Nefy harfi  مَا  ve istisna harfi اِلَّا  ile birlikte kasr oluşturmuştur. İki tekid unsuru sayılan kasr, fiil ve car-mecrur arasındadır. نُؤَخِّرُهُٓ  maksur- sıfat, لِاَجَلٍ مَعْدُودٍۜ  maksurun aleyh-mevsuf olmak üzere kasr-ı sıfat ale’l-mevsûftur. 

Kıyamet gününün ancak belli bir vakte tehir edilmiş olduğu  kasr üslubuyla kesin bir şekilde ifade edilmiştir.

مَعْدُودٍ  kelimesi,  اَجَلٍ  için sıfattır. Sıfat, tâbi olduğu kelimenin sahip olduğu bir özelliğe işaret etmek için yapılan ıtnâb sanatıdır.

لِاَجَلٍ ’in nekre gelişi nev ifade eder.

وما نُؤَخِّرُهُ إلّا لِأجَلٍ مَعْدُودٍ  cümlesi;  ذَلِكَ يَوْمٌ مَجْمُوعٌ لَهُ النّاسُ ve يَوْمَ يَأْتِي لا تَكَلَّمُ نَفْسٌ (Hud Suresi/105) cümleleri arasındaki mutarıza cümlesidir. Burada maksat, onu yalanlıyor olmalarına rağmen hala gerçekleşmediğini delil göstererek dirilişi inkâr eden ve uluhiyet makamına karşı olan cehaletleri sebebiyle bu yalanlamalarının Allah Teâlâ’yı hiddetlendirerek kıyametin gelişini hızlandıracağını vehmeden kimselere karşılık, Allah Teâlâ’nın bu günü, dünya üzerinde yaşayanların ecelini belirlediği gibi âlemin yaratıldığı günden önce yine kendisinin belirlediğini ve kendi katında belirli olan bir güne ertelemiş olduğunu açıklamaktır. (Âşûr, Et-Tahrîr Ve’t-Tenvîr)  

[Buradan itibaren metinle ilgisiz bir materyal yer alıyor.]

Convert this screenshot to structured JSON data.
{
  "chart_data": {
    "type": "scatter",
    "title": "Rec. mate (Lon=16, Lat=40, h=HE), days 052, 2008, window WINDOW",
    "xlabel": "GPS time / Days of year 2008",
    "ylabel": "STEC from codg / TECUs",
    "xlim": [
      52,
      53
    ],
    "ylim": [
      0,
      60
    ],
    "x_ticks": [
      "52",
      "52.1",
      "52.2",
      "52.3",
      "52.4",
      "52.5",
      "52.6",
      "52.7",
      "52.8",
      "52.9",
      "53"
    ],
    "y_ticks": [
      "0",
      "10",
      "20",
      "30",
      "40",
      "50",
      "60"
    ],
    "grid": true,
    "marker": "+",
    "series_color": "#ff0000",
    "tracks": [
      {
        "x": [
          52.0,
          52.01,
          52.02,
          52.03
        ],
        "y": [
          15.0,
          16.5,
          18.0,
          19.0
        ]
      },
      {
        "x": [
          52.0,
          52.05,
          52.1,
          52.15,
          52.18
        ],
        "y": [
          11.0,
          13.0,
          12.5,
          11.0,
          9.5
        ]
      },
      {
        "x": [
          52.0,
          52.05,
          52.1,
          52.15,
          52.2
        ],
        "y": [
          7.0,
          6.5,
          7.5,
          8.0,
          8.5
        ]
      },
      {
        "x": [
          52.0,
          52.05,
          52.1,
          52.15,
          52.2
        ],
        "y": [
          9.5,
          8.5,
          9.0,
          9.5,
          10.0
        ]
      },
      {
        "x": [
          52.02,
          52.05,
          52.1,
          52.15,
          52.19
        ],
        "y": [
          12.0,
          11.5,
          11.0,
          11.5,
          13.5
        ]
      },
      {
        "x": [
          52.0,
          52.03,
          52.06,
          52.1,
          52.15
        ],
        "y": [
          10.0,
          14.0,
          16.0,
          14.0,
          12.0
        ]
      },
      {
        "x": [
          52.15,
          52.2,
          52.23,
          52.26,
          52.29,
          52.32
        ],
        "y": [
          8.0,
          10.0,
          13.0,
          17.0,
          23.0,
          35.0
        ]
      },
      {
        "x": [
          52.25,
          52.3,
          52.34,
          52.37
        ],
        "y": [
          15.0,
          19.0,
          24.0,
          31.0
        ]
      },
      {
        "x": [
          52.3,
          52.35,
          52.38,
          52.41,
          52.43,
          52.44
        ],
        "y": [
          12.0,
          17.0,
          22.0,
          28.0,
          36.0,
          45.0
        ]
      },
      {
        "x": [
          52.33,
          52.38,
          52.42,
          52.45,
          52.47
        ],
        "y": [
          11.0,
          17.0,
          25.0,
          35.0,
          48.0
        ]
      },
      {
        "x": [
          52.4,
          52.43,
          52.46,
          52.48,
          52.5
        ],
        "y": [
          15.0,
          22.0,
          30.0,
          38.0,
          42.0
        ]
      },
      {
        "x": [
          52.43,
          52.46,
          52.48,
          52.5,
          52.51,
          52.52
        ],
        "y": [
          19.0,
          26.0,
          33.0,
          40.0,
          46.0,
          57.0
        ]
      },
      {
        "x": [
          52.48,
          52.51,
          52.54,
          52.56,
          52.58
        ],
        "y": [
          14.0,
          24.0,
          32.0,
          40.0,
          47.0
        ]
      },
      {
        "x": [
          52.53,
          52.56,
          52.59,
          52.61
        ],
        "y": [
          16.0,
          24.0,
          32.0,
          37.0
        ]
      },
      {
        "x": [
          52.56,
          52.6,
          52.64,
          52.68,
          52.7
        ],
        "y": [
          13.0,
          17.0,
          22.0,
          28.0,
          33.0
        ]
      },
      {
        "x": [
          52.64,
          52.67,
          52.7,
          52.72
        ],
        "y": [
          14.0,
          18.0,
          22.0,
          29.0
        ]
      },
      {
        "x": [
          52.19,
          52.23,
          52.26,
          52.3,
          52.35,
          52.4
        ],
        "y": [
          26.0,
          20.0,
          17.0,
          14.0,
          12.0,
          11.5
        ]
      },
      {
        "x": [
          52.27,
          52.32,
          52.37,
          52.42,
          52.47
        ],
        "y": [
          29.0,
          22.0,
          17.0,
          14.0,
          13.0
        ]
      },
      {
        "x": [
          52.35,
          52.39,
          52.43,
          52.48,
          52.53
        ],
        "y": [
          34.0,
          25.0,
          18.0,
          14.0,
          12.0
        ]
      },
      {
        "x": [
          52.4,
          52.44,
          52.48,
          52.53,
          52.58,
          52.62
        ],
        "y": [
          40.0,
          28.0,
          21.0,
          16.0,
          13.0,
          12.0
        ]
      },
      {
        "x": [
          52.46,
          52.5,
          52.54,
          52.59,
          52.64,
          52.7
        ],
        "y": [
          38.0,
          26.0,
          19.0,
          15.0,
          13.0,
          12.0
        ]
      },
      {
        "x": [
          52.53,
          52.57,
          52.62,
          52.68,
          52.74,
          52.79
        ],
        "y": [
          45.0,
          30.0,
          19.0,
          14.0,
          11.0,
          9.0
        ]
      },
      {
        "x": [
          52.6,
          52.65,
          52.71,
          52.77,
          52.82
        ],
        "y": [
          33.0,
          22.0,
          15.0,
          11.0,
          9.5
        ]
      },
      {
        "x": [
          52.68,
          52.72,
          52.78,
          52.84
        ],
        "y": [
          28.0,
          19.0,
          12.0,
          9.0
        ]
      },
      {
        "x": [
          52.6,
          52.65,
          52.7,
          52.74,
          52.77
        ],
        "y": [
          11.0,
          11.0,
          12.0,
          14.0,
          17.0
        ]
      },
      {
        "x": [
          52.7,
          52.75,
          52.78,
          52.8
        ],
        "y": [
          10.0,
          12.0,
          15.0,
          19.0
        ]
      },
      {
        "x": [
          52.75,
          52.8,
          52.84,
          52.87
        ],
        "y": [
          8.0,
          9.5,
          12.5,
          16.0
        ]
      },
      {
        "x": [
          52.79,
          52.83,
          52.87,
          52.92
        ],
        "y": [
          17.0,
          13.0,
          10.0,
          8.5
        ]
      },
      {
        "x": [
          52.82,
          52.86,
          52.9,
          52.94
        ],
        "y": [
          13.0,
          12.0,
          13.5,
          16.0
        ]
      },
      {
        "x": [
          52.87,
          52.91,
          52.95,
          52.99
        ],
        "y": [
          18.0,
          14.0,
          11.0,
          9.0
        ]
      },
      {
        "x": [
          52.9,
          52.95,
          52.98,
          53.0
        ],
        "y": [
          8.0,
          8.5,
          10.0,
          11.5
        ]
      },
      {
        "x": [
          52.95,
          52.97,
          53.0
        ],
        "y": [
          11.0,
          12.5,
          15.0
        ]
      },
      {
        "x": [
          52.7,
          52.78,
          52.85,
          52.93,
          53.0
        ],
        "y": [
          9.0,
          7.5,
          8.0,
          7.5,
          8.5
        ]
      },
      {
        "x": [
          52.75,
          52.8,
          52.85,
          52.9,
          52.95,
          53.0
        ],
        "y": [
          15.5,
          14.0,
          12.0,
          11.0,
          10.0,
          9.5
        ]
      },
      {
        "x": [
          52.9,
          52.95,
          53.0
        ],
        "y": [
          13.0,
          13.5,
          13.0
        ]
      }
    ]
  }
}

المَعْدُود ’un asıl anlamı, sayılı (hesaplanmış)dır. Burada mana olarak, gelecek olan günün gecikmesinin yahut erkene alınması mümkün olmadığından, kesin belirli anlamında kinayeli olarak ifade edilmiştir. Çünkü sayılı (hesaplanmış) olmak, belirlenmiş olmayı ilzam eder (gerektirir). Ya da farklı bir şekilde, yakınlıktan kinaye de diyebiliriz. (Âşûr, Et-Tahrîr Ve’t-Tenvîr)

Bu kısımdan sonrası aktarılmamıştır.